Applying typical canons of textual criticism analogically to the history of an idea, the Cyprianic idea about Petrine succession was primitive and persistent, spanning many centuries and attested widely geographically; it is still found represented today in the Orthodox Church. By contrast the understanding of the text often championed by amateur Roman Catholic apologists is later, then sporadic, geographically isolated, and not dating to earlier centuries of the Church.
The Gelasian Decretal, which is often mistakenly attributed to Pope Damascus of Rome, identifies the divine primacy continuing in all three Churches- Rome, Alexandria, and Antioch.

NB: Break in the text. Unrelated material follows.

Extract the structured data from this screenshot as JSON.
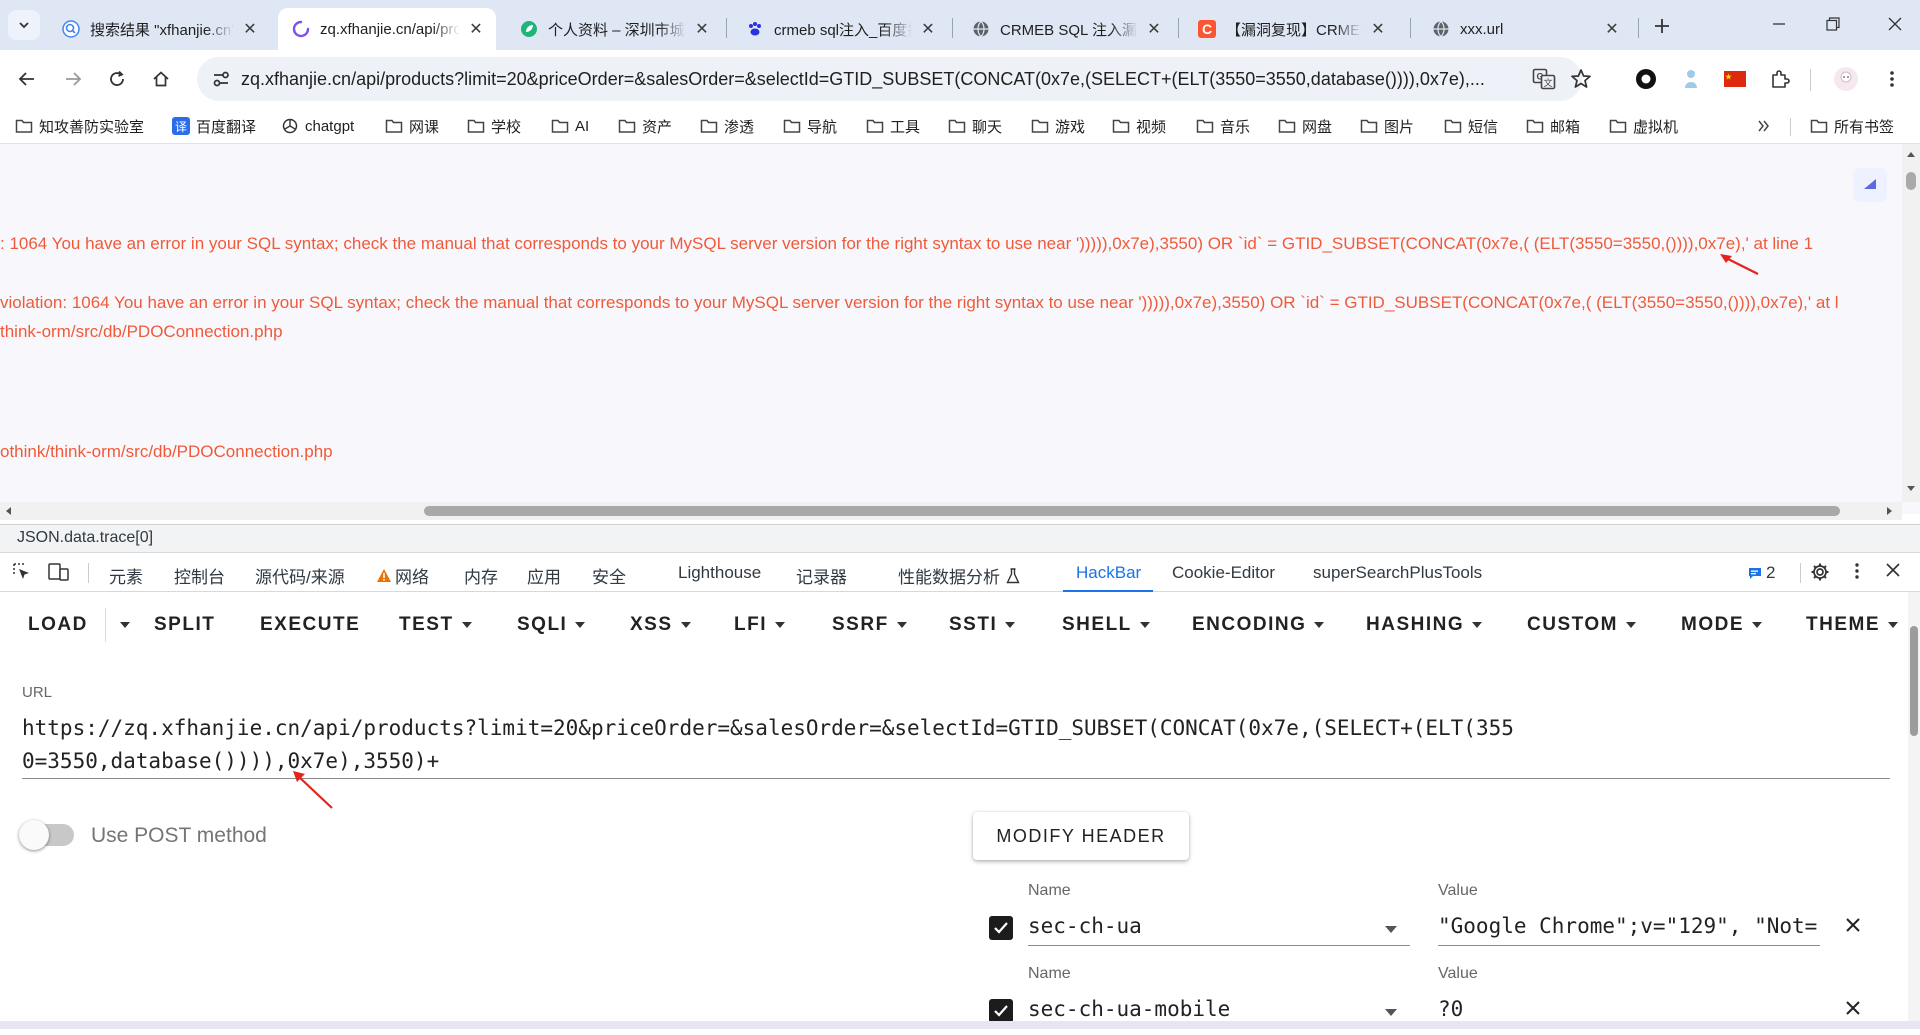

"Chrysostom also calls Ignatius of Antioch successor of Peter. There is no doubt that his reference to “Peter and his successors” applies to the bishops everywhere, not to the bishops of Rome exclusively. In fact, there is a real possibility that Chrysostom’s perception of Peter’s role stems from his view of the episcopate (not the other way around)." -Laurent Cleerenwerke, op cit, p. 84.

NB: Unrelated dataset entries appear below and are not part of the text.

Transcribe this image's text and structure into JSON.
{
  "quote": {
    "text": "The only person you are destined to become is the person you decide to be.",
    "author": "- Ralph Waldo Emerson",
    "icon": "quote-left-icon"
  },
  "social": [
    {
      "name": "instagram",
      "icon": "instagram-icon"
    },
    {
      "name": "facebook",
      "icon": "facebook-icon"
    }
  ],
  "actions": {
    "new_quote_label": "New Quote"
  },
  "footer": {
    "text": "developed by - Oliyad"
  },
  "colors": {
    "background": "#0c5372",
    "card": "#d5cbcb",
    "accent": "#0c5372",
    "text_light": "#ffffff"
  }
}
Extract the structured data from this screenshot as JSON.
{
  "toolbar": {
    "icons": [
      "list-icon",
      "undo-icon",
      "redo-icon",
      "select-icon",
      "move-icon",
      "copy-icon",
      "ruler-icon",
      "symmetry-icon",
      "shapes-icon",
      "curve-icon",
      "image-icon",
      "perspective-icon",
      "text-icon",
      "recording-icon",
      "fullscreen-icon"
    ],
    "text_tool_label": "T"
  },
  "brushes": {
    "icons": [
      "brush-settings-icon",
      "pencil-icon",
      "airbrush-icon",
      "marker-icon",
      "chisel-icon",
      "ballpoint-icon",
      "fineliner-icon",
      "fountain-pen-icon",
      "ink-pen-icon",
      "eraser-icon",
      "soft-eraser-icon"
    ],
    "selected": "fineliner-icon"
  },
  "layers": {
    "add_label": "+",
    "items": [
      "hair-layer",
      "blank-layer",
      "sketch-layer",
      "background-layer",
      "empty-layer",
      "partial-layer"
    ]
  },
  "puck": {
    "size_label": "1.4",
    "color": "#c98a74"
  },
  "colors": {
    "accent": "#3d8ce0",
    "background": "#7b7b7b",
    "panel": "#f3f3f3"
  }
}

Pope Gregory the Great (died 604 AD), held all three Patriarchates which existed in his time -Rome, Alexandria and Antioch- all founded by Peter, were equal in power and authority and all possessed the Keys.

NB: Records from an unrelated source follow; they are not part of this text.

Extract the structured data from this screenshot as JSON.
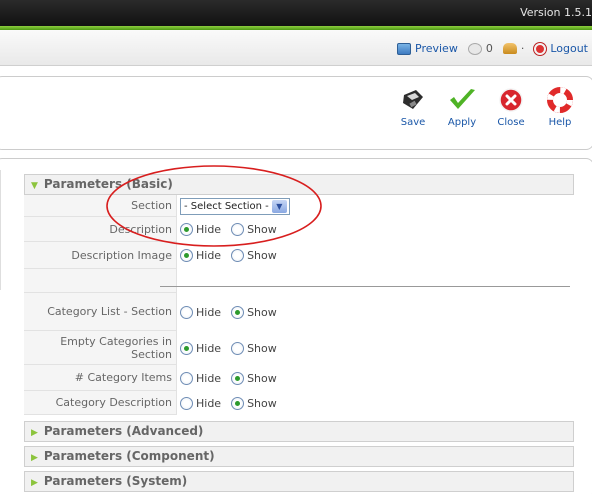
{
  "header": {
    "version": "Version 1.5.1"
  },
  "status": {
    "preview_label": "Preview",
    "messages_count": "0",
    "users_count": "·",
    "logout_label": "Logout"
  },
  "toolbar": {
    "save_label": "Save",
    "apply_label": "Apply",
    "close_label": "Close",
    "help_label": "Help"
  },
  "params": {
    "basic_title": "Parameters (Basic)",
    "advanced_title": "Parameters (Advanced)",
    "component_title": "Parameters (Component)",
    "system_title": "Parameters (System)",
    "hide_label": "Hide",
    "show_label": "Show",
    "rows": [
      {
        "label": "Section",
        "select_value": "- Select Section -"
      },
      {
        "label": "Description",
        "selected": "hide"
      },
      {
        "label": "Description Image",
        "selected": "hide"
      },
      {
        "label": "Category List - Section",
        "selected": "show"
      },
      {
        "label": "Empty Categories in Section",
        "selected": "hide"
      },
      {
        "label": "# Category Items",
        "selected": "show"
      },
      {
        "label": "Category Description",
        "selected": "show"
      }
    ]
  },
  "colors": {
    "accent_green": "#6fb82a",
    "link_blue": "#1a57a8",
    "annotation_red": "#d81e1e"
  }
}
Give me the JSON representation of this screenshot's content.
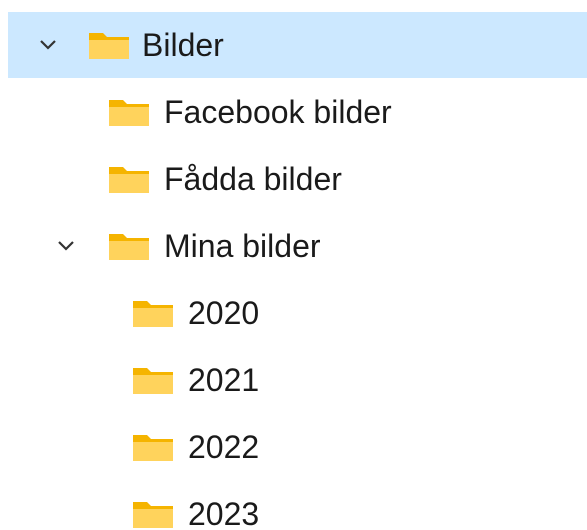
{
  "tree": {
    "items": [
      {
        "label": "Bilder",
        "level": 0,
        "expanded": true,
        "selected": true,
        "has_children": true
      },
      {
        "label": "Facebook bilder",
        "level": 1,
        "expanded": false,
        "selected": false,
        "has_children": false
      },
      {
        "label": "Fådda bilder",
        "level": 1,
        "expanded": false,
        "selected": false,
        "has_children": false
      },
      {
        "label": "Mina bilder",
        "level": 1,
        "expanded": true,
        "selected": false,
        "has_children": true
      },
      {
        "label": "2020",
        "level": 2,
        "expanded": false,
        "selected": false,
        "has_children": false
      },
      {
        "label": "2021",
        "level": 2,
        "expanded": false,
        "selected": false,
        "has_children": false
      },
      {
        "label": "2022",
        "level": 2,
        "expanded": false,
        "selected": false,
        "has_children": false
      },
      {
        "label": "2023",
        "level": 2,
        "expanded": false,
        "selected": false,
        "has_children": false
      }
    ]
  },
  "colors": {
    "selection": "#cce8ff",
    "folder_front": "#ffd35c",
    "folder_back": "#f5b400",
    "chevron": "#333333"
  },
  "icons": {
    "chevron": "chevron-down-icon",
    "folder": "folder-icon"
  }
}
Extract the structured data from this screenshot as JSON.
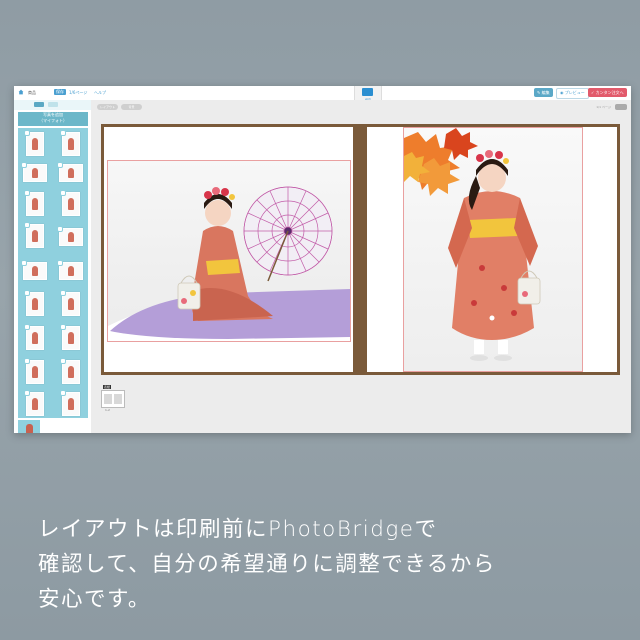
{
  "topbar": {
    "title": "商品",
    "status": "保存",
    "link1": "1/6ページ",
    "link2": "ヘルプ",
    "save_label": "保存",
    "edit_label": "編集",
    "preview_label": "プレビュー",
    "order_label": "カンタン注文へ"
  },
  "sidebar": {
    "header_line1": "写真を追加",
    "header_line2": "（マイフォト）"
  },
  "main": {
    "pill1": "レイアウト",
    "pill2": "背景",
    "note": "1/1 ページ"
  },
  "filmstrip": {
    "label": "表紙",
    "page": "1-2"
  },
  "caption": {
    "line1": "レイアウトは印刷前にPhotoBridgeで",
    "line2": "確認して、自分の希望通りに調整できるから",
    "line3": "安心です。"
  },
  "colors": {
    "accent": "#4a9fd0",
    "order": "#e25a6b",
    "panel": "#8fd0de",
    "book_cover": "#7a5a3a"
  },
  "icons": [
    "home-icon",
    "save-icon",
    "edit-icon",
    "eye-icon",
    "cart-icon"
  ]
}
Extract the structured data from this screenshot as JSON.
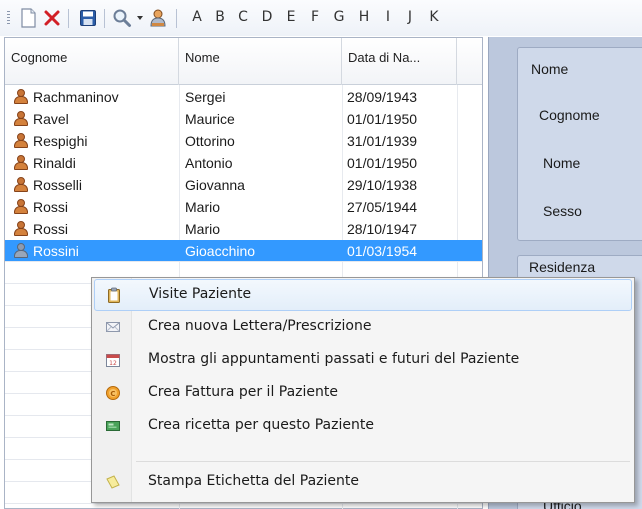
{
  "toolbar": {
    "buttons": [
      {
        "name": "new-document",
        "icon": "new-document-icon"
      },
      {
        "name": "delete",
        "icon": "red-x-icon"
      },
      {
        "name": "save",
        "icon": "floppy-disk-icon"
      },
      {
        "name": "search",
        "icon": "magnifier-icon"
      },
      {
        "name": "patient",
        "icon": "person-icon"
      }
    ],
    "letters": [
      "A",
      "B",
      "C",
      "D",
      "E",
      "F",
      "G",
      "H",
      "I",
      "J",
      "K"
    ]
  },
  "grid": {
    "columns": [
      {
        "key": "cognome",
        "label": "Cognome"
      },
      {
        "key": "nome",
        "label": "Nome"
      },
      {
        "key": "data",
        "label": "Data di Na..."
      }
    ],
    "rows": [
      {
        "cognome": "Rachmaninov",
        "nome": "Sergei",
        "data": "28/09/1943"
      },
      {
        "cognome": "Ravel",
        "nome": "Maurice",
        "data": "01/01/1950"
      },
      {
        "cognome": "Respighi",
        "nome": "Ottorino",
        "data": "31/01/1939"
      },
      {
        "cognome": "Rinaldi",
        "nome": "Antonio",
        "data": "01/01/1950"
      },
      {
        "cognome": "Rosselli",
        "nome": "Giovanna",
        "data": "29/10/1938"
      },
      {
        "cognome": "Rossi",
        "nome": "Mario",
        "data": "27/05/1944"
      },
      {
        "cognome": "Rossi",
        "nome": "Mario",
        "data": "28/10/1947"
      },
      {
        "cognome": "Rossini",
        "nome": "Gioacchino",
        "data": "01/03/1954",
        "selected": true
      }
    ]
  },
  "detail_panel": {
    "group1_title": "Nome",
    "labels": [
      "Cognome",
      "Nome",
      "Sesso"
    ],
    "group2_title": "Residenza",
    "bottom_label": "Ufficio"
  },
  "context_menu": {
    "items": [
      {
        "label": "Visite Paziente",
        "icon": "clipboard-icon",
        "hover": true
      },
      {
        "label": "Crea nuova Lettera/Prescrizione",
        "icon": "envelope-icon"
      },
      {
        "label": "Mostra gli appuntamenti passati e futuri del Paziente",
        "icon": "calendar-icon"
      },
      {
        "label": "Crea Fattura per il Paziente",
        "icon": "coin-icon"
      },
      {
        "label": "Crea ricetta per questo Paziente",
        "icon": "prescription-icon"
      },
      {
        "label": "Stampa Etichetta del Paziente",
        "icon": "label-tag-icon"
      }
    ]
  },
  "colors": {
    "selection": "#3399ff",
    "panel_bg": "#bcc8dd",
    "menu_hover_border": "#aecff7"
  }
}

St Vincent of Lerins defined true catholic doctrine as marked by universality, antiquity, and consent. The Cyprianic understanding of Peter and the keys fulfills all three criteria; the interpretation argued by amateur RC apologists fulfills none of them.
"The promise to Peter from the gospel of Matthew (16:18), 'You are Peter, and on this rock I will build my church,' which is so central for today's bishops of Rome and which now adorns the interior of St. Peter's in gigantic black letters on a gilt background, is not once quoted in full in any of the Christian literature in the first centuries -apart from a text in Tertullian, and this does not quote the passage in connection with Rome but in connection with Peter. Only in the middle of the third century did a bishop of Rome, by the name of Stephen, appeal to the promise to Peter, he did so in a dispute with other churches as to which had the better tradition. However he was no more successful than Bishop Victor had been fifty years previously. Victor attempted to force through in an authoritarian way a uniform date for Easter, without respect for the character and independence of the other churches, and was put in his place by the bishops of the East and West, especially by the highly respected bishop and theologian Irenaeus of Lyons. At the time the rule of one church over the other churches was rejected even in the West." Kung,
The Catholic Church: A Short History, pp. 40-41.
"The “Peter Syndrome” is the automatic (and unjustified) application of anything about Peter to the bishop of Rome exclusively. This is deeply rooted in Roman Catholic consciousness" (Laurent Cleenwerke, op cit, p. 78).